Is the World Economic Forum at Davos in Switzerland merely a political talking shop, or can it provide real lessons for marketers to take away? Amanda Mackenzie, chief marketing and communications officer at Aviva and president of The Marketing Society, gives her summary of last week's event.
Apart from being one of my most snow-filled Davos experiences - 4m of it - this year's World Economic Forum gathering has been the ideal place for marketers to test the mood of our times.
The broader debates that take place here not only have an impact on world affairs, but, inevitably, also implications for the way in which we engage with consumers.
A theme that has struck me particularly this year has been the shift in expectations regarding the role of business in society. The talk was about ever-growing populations in emerging markets, ageing populations in developed markets and the increasing disparity of income across all geographies. This highlights, more than ever, that it is business, alongside governments, that needs to be accountable in delivering a sustainable future and improved economies. There is a pressing need for companies to demonstrate the social value of what they are doing.
For many marketers, these issues may seem far removed from their agendas at first glance, but the shifting role of business in society will fundamentally alter how we engage and build trust with our consumers.
Unilever, for example, discussed at Davos how it can decouple growth from its environmental impact. This is a company that has taken a leadership approach to sustainability and plays a central role in engaging in debates about these related issues. It's not only setting challenging targets for its own business, but recognising the steps that consumers also need to take to make a difference to their own environmental footprint, through the products they use.
All of this very much resonated with me as chief marketing officer of an insurance company, where our relationships with customers can last decades and we have always had to run the business with a long-term view.
While in Davos, I spoke at a UN event where we called for companies to join the Corporate Sustainability Reporting Coalition, convened by Aviva. In essence, this is about developing a global framework requiring companies to produce an annual report and accounts that integrates sustainability throughout.
The coalition already has direct support from investors with $2tn of assets.
Of course, the eurozone - and how to fix it - was another much-debated subject. The key for me is to ensure we don't lose sight of how much Europe has to offer as a market.
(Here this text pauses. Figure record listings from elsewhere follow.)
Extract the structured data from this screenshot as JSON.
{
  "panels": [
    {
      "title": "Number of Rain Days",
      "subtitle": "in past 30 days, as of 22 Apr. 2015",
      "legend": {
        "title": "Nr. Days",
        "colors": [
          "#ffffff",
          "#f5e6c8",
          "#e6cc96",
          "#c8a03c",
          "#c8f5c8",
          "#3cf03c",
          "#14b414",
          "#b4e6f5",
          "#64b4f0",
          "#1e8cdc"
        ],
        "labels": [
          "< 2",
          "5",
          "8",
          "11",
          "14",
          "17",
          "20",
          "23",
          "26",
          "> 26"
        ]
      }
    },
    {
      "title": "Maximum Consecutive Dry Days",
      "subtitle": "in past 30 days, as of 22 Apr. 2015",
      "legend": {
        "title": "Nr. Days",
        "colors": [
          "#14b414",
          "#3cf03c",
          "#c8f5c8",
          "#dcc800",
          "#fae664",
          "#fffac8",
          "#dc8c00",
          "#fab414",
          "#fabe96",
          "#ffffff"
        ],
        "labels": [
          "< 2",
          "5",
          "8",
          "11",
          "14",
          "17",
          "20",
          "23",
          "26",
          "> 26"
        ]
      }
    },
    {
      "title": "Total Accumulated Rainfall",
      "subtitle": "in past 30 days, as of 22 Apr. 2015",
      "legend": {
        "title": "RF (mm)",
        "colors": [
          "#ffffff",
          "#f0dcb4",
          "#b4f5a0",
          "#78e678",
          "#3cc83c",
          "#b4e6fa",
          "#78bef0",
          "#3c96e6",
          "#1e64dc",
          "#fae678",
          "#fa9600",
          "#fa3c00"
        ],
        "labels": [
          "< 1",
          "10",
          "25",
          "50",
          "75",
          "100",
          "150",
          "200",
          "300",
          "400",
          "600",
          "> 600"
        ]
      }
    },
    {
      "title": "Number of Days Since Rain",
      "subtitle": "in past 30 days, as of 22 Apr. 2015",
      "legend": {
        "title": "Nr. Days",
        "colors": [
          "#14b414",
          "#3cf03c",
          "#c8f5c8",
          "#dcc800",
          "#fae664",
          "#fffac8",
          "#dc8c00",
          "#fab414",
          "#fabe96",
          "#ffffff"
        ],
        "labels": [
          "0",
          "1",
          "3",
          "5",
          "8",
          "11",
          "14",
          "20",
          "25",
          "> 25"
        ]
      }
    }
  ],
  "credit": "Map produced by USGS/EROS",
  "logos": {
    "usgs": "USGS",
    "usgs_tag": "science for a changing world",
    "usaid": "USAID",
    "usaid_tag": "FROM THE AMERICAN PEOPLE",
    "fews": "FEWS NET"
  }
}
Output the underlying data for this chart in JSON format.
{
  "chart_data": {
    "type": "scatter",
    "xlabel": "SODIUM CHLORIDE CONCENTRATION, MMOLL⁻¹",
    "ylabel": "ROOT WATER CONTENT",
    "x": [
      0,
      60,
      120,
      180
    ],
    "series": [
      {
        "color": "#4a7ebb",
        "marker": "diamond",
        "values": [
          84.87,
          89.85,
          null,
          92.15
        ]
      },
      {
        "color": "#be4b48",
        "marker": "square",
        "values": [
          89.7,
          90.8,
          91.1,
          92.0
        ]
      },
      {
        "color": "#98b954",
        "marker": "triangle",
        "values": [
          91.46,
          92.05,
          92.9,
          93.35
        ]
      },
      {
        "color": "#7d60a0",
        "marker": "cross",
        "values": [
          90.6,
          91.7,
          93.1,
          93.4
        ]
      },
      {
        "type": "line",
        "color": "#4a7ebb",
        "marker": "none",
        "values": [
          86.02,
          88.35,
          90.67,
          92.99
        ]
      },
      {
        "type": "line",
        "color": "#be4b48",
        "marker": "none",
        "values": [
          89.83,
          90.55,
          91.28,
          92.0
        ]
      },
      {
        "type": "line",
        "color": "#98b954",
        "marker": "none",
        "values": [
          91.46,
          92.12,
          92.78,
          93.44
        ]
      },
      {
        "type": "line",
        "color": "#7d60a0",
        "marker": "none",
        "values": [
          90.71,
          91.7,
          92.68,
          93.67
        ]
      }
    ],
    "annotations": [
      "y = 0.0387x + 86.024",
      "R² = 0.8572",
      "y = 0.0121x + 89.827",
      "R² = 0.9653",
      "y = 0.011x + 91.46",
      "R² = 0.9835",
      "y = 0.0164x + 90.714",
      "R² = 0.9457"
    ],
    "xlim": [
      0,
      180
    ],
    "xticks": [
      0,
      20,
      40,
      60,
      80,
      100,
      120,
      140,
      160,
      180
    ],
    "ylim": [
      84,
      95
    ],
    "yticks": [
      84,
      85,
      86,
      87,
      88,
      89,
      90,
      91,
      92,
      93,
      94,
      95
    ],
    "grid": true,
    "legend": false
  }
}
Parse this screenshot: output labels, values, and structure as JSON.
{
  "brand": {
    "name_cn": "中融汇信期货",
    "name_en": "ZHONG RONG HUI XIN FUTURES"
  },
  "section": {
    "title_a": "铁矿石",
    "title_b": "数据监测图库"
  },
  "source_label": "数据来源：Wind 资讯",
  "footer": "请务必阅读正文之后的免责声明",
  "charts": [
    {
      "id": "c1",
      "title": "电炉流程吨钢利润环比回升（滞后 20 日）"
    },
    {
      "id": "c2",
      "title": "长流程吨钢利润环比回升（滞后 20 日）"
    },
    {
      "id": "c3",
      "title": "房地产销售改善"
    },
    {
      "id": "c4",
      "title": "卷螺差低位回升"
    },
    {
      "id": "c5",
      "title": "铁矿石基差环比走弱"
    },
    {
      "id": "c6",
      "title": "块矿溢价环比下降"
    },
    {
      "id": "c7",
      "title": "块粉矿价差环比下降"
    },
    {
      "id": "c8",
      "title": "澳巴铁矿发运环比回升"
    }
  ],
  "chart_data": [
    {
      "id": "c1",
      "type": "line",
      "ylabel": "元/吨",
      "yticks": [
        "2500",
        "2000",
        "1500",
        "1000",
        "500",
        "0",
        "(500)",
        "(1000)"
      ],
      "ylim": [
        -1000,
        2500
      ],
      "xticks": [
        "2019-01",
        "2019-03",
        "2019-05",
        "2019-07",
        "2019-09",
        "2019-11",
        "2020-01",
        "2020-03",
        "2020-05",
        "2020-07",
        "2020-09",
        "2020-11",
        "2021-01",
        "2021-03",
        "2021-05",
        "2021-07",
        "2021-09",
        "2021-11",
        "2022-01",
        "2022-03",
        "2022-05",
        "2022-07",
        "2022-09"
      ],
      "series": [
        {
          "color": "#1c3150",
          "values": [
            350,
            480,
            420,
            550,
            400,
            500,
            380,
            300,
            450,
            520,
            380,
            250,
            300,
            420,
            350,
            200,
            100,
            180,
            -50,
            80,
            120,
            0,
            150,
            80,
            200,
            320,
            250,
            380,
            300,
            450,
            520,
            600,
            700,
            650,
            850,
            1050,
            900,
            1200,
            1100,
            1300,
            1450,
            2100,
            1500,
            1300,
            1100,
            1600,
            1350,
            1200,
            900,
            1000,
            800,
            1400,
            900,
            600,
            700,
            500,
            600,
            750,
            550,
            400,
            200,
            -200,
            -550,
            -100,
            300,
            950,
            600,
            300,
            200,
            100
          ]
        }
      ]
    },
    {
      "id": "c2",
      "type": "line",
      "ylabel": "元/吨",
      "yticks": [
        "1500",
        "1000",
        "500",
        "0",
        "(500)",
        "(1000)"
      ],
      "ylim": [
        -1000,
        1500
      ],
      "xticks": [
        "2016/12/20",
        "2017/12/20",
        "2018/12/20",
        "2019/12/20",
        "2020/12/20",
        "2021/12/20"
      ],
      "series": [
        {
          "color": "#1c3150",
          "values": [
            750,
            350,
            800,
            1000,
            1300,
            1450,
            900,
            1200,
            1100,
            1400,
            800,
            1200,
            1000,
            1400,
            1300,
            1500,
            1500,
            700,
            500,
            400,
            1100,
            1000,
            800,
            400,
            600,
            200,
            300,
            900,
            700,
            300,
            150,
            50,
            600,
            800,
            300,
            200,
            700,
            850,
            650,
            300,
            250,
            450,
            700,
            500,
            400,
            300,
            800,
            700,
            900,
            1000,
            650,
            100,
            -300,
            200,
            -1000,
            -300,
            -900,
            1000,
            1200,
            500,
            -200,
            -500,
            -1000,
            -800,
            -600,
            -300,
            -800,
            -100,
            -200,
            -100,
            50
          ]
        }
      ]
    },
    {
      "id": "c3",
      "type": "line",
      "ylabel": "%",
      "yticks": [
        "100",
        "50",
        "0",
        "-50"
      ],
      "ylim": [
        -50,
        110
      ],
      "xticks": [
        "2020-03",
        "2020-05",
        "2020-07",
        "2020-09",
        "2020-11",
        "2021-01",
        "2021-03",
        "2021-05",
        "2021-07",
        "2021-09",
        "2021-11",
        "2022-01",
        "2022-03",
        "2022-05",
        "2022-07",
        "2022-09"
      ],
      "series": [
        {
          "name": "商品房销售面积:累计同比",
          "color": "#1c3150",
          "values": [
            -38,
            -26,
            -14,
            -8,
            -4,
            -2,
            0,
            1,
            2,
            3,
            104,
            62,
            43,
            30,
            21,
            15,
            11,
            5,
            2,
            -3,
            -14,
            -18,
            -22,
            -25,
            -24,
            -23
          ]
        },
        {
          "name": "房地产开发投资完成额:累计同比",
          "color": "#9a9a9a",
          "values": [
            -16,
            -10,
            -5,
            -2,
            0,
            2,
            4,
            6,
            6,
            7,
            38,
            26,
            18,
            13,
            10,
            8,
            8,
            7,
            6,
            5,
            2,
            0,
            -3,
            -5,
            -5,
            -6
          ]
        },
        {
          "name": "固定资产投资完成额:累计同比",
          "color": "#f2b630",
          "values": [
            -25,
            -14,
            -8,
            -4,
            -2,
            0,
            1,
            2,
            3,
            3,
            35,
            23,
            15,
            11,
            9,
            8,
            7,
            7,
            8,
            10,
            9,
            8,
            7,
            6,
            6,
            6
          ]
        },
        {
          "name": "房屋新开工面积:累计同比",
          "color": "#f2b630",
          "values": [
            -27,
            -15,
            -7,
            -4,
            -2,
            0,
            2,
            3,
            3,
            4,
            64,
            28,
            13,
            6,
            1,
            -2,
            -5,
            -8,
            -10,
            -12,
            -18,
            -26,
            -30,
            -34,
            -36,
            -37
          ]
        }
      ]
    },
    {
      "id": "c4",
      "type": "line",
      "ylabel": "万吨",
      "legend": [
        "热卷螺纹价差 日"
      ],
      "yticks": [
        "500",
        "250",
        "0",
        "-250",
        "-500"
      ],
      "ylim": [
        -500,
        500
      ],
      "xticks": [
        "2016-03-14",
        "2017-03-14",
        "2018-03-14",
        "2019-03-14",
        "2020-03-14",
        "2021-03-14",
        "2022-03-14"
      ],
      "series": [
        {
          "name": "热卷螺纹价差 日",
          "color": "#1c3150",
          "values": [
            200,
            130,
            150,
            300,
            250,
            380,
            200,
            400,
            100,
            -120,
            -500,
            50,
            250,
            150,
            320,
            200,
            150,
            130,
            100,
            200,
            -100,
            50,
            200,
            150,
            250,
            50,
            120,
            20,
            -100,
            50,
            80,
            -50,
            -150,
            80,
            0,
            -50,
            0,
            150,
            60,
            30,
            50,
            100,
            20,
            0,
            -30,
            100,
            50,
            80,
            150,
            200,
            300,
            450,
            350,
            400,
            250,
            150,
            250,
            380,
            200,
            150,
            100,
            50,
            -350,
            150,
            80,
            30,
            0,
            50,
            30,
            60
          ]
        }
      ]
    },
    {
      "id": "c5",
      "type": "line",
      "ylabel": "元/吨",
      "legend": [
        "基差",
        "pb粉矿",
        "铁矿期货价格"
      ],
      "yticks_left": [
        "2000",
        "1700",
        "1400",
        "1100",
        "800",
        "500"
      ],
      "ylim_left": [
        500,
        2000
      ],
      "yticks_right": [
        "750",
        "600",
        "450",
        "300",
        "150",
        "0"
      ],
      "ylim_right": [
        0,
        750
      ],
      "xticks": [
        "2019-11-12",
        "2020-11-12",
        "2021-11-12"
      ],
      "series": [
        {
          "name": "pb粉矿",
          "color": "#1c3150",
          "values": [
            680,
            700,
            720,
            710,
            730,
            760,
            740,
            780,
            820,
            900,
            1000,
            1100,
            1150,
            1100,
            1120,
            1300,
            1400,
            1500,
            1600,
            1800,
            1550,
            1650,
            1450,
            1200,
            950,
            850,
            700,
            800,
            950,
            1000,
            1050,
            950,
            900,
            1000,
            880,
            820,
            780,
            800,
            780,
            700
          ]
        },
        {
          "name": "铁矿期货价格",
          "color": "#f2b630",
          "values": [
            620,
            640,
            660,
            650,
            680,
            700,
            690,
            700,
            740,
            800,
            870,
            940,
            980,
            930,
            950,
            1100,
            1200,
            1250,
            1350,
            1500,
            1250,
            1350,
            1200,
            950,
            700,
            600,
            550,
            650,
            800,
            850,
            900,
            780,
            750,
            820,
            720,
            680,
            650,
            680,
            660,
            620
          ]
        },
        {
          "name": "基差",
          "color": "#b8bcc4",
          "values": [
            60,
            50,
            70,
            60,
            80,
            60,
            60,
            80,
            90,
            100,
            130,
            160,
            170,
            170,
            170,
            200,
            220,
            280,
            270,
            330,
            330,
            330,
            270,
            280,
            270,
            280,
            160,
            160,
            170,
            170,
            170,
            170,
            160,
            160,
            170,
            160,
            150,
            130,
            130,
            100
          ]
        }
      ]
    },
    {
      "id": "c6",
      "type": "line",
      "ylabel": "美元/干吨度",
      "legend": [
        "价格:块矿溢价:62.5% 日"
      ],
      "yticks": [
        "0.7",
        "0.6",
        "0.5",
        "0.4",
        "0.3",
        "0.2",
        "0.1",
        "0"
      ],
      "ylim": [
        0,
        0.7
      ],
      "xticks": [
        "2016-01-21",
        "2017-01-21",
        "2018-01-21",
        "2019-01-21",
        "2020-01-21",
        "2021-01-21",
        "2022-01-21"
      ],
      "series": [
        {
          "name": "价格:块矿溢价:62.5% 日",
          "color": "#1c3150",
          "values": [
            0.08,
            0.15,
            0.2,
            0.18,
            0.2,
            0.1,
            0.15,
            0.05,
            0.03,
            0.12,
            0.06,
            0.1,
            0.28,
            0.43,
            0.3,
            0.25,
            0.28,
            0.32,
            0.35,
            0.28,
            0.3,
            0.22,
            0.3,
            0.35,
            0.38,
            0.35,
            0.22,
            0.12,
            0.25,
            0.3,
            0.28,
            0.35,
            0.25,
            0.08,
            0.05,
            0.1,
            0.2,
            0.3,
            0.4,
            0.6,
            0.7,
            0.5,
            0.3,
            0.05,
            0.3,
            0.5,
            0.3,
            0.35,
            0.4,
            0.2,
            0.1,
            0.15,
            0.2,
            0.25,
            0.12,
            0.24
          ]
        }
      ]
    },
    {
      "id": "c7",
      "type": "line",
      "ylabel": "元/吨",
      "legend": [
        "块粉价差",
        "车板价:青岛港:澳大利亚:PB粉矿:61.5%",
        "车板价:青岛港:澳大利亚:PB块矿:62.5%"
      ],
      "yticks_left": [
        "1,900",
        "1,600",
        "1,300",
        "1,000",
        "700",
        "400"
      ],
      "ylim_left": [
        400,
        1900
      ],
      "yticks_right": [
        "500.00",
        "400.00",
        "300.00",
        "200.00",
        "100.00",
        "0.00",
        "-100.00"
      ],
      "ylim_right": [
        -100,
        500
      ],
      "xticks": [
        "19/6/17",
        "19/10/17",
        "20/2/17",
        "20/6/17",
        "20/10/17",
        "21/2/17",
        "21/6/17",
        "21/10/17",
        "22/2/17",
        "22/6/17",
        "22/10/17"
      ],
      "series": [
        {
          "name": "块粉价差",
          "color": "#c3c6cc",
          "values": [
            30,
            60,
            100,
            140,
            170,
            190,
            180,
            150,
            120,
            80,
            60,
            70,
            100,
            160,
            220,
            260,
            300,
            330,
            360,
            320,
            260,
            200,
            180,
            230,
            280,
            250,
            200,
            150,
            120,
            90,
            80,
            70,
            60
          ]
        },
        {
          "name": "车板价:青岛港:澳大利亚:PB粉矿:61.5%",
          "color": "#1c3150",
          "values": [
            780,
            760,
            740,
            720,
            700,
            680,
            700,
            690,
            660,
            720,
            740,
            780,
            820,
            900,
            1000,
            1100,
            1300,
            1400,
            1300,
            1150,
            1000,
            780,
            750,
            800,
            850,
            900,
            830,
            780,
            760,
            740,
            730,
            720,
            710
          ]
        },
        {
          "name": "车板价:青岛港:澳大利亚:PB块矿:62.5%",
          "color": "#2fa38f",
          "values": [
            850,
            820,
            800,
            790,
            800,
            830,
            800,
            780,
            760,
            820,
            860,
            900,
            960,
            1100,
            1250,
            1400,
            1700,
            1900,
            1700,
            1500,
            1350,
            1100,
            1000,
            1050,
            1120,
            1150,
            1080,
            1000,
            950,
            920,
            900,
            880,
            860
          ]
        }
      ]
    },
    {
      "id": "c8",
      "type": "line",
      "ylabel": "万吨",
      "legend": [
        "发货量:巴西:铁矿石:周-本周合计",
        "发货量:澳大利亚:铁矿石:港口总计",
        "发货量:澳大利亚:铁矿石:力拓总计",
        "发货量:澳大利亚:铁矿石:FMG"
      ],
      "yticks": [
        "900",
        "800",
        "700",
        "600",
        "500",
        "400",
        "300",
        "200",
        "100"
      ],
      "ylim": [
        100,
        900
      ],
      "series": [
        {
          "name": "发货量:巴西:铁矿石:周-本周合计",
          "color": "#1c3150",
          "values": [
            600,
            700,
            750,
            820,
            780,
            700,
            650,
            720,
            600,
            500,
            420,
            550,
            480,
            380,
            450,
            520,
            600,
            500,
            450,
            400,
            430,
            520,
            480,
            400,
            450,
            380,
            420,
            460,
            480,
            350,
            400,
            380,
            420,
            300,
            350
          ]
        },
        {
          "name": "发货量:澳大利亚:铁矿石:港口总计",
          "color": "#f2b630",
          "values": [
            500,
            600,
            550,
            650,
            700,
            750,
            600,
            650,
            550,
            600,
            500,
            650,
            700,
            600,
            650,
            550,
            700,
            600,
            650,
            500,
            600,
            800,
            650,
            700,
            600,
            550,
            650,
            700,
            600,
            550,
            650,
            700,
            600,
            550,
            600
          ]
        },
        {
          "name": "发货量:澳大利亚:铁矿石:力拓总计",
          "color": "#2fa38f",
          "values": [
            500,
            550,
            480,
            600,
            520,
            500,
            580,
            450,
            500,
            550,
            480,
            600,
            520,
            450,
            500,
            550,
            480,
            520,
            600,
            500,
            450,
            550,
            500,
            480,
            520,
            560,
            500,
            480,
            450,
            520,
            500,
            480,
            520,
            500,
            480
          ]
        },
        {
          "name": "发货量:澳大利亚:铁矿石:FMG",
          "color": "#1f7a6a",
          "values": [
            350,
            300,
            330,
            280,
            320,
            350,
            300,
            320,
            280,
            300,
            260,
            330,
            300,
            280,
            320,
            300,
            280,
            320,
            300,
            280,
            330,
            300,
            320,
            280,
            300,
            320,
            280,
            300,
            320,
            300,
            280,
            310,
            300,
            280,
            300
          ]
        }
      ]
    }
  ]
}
Closer to home, the Olympics presents a great opportunity for growth. There was a definite sense of the Brits wanting to put the 'great' back into Great Britain.
So, the Forum gave us much to reflect on; but there were some common threads.
Businesses need to be transparent in their communications as never before, willing to engage with new audiences and demonstrate, through their actions, that they take their role in broader society seriously.
Marketers will have a key role to play in driving that engagement.
HIGHLIGHTS World Economic Forum
- Prime Minister David Cameron was joined by London Mayor Boris Johnson and London 2012 chairman Lord Coe to mark six months until the start of the Olympic Games.
- The PM used a speech to Davos delegates to urge European Union leaders to be 'bolder' if they are to turn around the continent's struggling economies.
- Microsoft founder Bill Gates donated $750m, through his Bill & Melinda Gates Foundation, to the public-private partnership Global Fund for the fight against AIDS, tuberculosis and malaria.
- Unilever teamed up with Oxfam, PSI (Population Services International), Save the Children, Unicef and the World Food Programme to launch a charitable programme, The Unilever Foundation.
- Rolling Stones frontman Sir Mick Jagger pulled out of a scheduled appearance in Davos to promote British talent alongside model Lily Cole and Sir Tim Berners-Lee (inventor of the world wide web), claiming he could be used as a 'political football'.